Мне обещали, до того как я пересек границу, что по прибытии в Восточный Берлин будет собрана международная пресс-конференция, на которой я смогу озвучить причины принятого решения. По требованию моих хозяев я позировал фотографу, который добивался того, чтобы я выглядел счастливейшим из смертных. Меня сфотографировали на ступенях многоквартирного дома в Лейпциге, где я вырос, чтобы продемонстрировать документальное свидетельство возвращения блудного сына к своим социалистическим корням. Но пресс-конференцию я ждал напрасно, а когда спрашивал об этом Профессора во время его редких визитов в мою квартиру, он уходил от прямого ответа. Говорил, что для пресс-конференции нужен подходящий момент. Возможно, этот момент миновал. Мое заявление, вкупе с фотографиями, сделало свое дело. Я задал новый вопрос: где опубликовали мое заявление? В «Шпигеле»? «Штерне»? «Вельт»? «Тагесшпигеле»? «Берлинер моргенпост»? Он резко ответил, что реакционная дезинформация – не по его части, и посоветовал мне держаться скромнее. Я сказал ему – и не погрешил против истины, – что каждый день слушал радиостанции Западной Германии и Западного Берлина, но никто не обмолвился о том, что я перебежал на Восток. Он ответил, если я хочу стать действующим лицом фашистской пропаганды, маловероятно, что мне удастся воспринять принципы марксизма-ленинизма.
Неделей позже меня перевезли в закрытый лагерь в сельской местности, неподалеку от польской границы. Лагерь этот решал две задачи. Во-первых, служил убежищем для политических мигрантов, во-вторых, выполнял карательные функции: там проводились допросы неблагонадежных. Но прежде всего это было место, куда человека посылали для того, чтобы о нем все забыли. Мы называли его «Белый отель». Я бы не присудил ему много звезд за качество обслуживания. Слышал о восточногерманской тюрьме, которая называлась «Подводная лодка»?
– Боюсь, что нет. – Манди давно уже перестали удивлять перепады в Сашином настроении.

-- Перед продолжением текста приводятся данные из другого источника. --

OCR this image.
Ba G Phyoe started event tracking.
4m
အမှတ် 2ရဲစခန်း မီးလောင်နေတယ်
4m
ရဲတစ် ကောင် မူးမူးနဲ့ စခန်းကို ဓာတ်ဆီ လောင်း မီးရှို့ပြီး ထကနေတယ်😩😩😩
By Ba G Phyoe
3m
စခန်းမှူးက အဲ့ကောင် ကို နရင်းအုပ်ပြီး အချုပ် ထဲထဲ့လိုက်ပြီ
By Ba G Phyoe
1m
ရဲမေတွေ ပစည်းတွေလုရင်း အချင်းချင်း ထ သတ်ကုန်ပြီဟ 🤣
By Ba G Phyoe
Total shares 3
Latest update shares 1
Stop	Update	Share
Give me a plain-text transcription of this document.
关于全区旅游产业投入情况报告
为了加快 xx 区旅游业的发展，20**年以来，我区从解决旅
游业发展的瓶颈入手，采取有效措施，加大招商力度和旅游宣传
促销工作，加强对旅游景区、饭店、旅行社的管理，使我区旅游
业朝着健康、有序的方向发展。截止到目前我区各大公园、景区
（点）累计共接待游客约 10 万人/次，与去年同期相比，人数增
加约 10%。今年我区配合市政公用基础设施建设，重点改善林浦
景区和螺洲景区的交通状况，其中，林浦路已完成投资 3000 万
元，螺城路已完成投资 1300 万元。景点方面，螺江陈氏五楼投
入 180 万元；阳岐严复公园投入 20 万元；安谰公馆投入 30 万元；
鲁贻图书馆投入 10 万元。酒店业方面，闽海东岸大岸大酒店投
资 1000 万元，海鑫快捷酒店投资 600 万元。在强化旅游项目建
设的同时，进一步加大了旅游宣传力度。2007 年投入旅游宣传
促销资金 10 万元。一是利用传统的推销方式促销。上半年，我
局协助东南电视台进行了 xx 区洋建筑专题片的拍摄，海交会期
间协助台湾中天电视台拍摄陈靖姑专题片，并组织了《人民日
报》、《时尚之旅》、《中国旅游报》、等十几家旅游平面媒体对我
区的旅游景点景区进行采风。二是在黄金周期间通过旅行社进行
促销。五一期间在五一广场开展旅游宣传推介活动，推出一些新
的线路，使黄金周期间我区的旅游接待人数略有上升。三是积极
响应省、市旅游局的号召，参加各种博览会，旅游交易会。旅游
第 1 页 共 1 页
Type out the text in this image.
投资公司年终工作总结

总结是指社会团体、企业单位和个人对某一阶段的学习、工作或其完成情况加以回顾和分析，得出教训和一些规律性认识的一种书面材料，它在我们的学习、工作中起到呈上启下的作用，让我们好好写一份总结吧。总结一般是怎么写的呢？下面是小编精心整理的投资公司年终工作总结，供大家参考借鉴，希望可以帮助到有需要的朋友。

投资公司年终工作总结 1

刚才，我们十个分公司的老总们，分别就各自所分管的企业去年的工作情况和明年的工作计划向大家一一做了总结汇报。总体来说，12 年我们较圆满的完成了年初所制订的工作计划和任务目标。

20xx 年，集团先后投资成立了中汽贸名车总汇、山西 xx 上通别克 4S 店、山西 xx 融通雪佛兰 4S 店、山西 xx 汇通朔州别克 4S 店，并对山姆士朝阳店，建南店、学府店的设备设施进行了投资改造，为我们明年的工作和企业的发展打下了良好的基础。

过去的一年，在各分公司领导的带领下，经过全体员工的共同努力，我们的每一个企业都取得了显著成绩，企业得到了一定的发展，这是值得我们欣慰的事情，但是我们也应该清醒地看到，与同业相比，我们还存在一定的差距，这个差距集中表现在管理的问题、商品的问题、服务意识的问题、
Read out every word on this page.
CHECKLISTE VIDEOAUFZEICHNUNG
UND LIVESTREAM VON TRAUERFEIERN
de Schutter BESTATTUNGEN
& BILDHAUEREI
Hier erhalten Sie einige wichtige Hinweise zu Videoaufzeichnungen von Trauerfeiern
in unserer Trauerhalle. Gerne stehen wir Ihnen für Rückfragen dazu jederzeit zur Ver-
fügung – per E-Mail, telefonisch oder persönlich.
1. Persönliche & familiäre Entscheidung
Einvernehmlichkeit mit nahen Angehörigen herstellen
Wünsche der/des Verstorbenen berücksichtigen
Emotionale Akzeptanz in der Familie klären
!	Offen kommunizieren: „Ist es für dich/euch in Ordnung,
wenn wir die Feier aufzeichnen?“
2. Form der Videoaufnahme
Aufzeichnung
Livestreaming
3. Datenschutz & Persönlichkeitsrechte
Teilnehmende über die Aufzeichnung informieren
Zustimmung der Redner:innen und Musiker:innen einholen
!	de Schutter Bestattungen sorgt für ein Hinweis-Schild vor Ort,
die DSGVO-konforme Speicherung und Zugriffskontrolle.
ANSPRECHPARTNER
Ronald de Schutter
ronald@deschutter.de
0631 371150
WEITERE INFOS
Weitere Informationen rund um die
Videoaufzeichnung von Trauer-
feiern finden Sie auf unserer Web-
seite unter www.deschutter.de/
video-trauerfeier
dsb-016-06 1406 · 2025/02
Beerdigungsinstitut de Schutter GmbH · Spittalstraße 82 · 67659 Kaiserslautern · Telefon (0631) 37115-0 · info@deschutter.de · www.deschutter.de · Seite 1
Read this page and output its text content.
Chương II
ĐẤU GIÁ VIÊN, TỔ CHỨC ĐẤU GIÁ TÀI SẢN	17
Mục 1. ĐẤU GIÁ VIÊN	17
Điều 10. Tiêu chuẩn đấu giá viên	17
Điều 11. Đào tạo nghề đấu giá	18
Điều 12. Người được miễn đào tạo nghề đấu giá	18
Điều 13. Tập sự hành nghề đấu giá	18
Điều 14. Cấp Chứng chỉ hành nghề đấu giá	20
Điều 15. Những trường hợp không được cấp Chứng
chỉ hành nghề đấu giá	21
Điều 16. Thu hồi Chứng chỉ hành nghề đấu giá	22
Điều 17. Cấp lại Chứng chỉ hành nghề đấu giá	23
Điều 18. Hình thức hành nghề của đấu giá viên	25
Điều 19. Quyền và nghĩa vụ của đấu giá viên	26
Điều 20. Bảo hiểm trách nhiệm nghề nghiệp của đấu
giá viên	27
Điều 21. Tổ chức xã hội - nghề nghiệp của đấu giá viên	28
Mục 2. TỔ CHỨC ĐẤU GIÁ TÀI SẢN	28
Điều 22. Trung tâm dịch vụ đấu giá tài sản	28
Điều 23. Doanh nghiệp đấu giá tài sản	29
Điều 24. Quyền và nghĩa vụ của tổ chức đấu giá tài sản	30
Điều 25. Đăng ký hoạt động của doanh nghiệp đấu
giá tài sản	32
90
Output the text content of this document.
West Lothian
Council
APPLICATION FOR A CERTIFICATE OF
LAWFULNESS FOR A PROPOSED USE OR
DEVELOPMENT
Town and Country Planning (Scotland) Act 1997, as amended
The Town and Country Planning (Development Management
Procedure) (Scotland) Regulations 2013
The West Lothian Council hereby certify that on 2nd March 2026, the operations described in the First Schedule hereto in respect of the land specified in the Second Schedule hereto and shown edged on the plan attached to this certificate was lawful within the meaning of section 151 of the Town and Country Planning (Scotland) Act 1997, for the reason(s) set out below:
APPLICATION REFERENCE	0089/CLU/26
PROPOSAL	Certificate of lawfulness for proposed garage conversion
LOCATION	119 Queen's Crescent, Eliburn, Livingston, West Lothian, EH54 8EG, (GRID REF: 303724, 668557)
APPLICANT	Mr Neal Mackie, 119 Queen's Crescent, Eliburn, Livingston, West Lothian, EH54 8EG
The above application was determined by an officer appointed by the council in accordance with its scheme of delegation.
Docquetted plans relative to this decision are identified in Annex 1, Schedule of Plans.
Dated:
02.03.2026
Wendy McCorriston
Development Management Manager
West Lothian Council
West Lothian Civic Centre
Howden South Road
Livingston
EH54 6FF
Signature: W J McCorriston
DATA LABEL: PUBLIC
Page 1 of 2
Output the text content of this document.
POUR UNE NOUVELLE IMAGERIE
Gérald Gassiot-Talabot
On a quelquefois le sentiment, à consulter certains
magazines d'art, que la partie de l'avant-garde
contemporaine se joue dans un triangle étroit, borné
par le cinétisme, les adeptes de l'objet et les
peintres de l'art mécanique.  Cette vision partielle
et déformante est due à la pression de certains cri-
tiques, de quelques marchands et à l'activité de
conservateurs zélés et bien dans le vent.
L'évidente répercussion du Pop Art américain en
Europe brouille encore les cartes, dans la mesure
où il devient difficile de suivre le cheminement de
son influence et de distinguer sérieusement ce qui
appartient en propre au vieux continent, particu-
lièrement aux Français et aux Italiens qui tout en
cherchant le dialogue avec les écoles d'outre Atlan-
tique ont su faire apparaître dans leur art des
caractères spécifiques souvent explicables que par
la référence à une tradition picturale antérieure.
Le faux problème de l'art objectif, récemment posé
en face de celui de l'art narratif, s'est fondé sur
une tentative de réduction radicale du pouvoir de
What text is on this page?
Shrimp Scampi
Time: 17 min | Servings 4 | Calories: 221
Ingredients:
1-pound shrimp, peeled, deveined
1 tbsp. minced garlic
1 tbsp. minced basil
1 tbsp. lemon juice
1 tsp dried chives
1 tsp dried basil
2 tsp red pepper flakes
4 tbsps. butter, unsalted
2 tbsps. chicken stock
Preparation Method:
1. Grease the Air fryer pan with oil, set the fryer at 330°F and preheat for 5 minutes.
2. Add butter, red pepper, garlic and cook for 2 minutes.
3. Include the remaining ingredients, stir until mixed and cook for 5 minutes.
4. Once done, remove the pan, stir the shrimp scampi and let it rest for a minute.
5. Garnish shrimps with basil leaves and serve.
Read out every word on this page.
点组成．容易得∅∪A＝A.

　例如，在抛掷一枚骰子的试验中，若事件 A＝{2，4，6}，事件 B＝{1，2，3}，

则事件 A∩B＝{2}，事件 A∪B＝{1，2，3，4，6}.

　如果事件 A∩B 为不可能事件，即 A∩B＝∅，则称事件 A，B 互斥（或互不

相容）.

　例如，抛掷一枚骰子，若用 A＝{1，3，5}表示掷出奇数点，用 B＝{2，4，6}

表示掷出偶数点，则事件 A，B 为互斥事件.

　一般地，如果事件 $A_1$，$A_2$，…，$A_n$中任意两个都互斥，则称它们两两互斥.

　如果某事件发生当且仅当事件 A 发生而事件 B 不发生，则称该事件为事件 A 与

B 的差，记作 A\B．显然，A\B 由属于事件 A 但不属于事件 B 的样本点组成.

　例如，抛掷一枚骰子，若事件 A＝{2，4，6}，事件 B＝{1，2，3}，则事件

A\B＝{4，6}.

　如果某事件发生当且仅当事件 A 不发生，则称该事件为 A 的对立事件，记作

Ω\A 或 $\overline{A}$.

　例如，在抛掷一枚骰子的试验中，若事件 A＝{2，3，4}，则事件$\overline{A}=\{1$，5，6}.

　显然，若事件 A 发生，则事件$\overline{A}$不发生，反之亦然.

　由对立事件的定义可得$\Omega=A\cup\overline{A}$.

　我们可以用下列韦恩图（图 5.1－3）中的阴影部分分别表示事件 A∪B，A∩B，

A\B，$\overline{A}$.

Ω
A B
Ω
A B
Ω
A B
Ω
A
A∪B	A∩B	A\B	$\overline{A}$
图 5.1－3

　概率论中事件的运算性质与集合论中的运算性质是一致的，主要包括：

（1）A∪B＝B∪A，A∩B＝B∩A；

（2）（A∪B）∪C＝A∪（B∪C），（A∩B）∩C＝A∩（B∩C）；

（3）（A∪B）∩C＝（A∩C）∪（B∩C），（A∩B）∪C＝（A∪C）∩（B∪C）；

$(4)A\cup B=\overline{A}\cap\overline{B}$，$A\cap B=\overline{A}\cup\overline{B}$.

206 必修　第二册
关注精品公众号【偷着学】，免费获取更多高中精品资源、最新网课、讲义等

– «Подлодка» – путеводная звезда нашего восточногерманского ГУЛАГа. Трое из моих соседей по «Белому отелю» с восторгом рассказывали о ее возможностях. Официальное название «Подлодки» – тюрьма Гогеншёнхаузен в Восточном Берлине. Построена в 1945 году советской секретной полицией. Чтобы поддерживать заключенных в тонусе, архитектурные решения позволяют им стоять, но не лежать. А чтобы в камерах не накапливалась грязь, они легко заполняются ледяной водой, уровень которой доходит заключенным до груди. При этом их слух радует бравурная музыка, громкость которой может сильно варьироваться. Слышал о «Красном быке»?